Decide if you should set goals privately or with others
Determine your goal-setting personality. Do you do better when someone else is holding you accountable? Are you more likely to achieve success if you tell no one about your goals? There’s no right or wrong way to go about it. The idea is to devise the type of plan that will best enable you to accomplish what you hope to achieve. If you like visual reminders and encouragement, then hang a goal poster (vision board, whatever you want to call it) in a conspicuous location and look at it often. Perhaps, you’d like to set goals as a married couple or with your spouse and children together. You might do it both ways, as well. You can keep some goals private and share others.

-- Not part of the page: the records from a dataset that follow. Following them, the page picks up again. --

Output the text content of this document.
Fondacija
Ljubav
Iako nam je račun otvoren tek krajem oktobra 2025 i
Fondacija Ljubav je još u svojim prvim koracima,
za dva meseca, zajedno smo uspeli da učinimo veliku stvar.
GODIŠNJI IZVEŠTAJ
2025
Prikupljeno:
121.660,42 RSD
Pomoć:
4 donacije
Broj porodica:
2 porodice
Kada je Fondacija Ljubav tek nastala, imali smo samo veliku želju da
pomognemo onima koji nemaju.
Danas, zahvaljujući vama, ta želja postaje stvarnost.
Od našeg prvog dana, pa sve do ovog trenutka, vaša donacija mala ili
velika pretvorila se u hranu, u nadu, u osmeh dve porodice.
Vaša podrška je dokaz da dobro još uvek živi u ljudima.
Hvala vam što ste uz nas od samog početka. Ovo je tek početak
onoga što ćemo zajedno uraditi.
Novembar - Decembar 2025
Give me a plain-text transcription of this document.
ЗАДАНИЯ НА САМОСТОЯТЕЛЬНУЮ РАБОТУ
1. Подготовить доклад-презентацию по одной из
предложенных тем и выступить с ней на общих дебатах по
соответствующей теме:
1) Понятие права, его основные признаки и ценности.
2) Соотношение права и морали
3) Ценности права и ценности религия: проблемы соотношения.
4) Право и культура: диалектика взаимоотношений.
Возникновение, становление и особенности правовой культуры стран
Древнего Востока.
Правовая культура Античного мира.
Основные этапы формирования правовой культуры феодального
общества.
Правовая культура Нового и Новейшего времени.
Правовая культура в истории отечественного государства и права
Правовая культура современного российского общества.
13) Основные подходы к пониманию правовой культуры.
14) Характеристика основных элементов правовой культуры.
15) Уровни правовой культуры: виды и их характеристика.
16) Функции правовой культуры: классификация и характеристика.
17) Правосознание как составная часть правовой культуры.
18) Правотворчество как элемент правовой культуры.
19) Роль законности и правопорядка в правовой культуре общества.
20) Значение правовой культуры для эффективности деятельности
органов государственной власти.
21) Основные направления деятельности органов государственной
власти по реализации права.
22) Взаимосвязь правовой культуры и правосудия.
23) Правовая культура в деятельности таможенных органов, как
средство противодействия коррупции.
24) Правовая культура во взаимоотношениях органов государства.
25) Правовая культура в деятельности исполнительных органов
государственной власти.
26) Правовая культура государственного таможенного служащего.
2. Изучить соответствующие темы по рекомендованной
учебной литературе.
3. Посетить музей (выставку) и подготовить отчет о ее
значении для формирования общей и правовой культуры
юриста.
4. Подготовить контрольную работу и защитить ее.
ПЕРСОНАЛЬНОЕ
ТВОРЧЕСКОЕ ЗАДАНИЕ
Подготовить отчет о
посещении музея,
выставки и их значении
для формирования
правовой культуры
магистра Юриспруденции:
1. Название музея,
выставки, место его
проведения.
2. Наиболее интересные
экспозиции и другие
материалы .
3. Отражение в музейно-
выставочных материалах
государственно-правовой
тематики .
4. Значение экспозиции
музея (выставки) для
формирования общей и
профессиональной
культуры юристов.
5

Avoid procrastination when you set goals
If you hope to achieve a specific goal, such as becoming more organized, in 2020, don’t wait until the year is half over to launch an effort. Incorporating a time table into your plan does no good if you disregard it. Working toward a goal only has two directions, forward (progress) or backward (unaccomplished). There is no standing still. You’re either moving closer toward success or away from it. Procrastination is standing still, which is, in effect, keeping you away from your goal.
Any time you accomplish one of your goals, make a big deal about it. Decorate as if for a party. Serve a special meal or snacks. Let someone know about your success! Give thanks to God for helping you achieve what you set out to do. Each celebration serves as motivation and encouragement for future goals. Remember, when you set goals, make them achievable. It will then be likelier that you’ll have something to celebrate!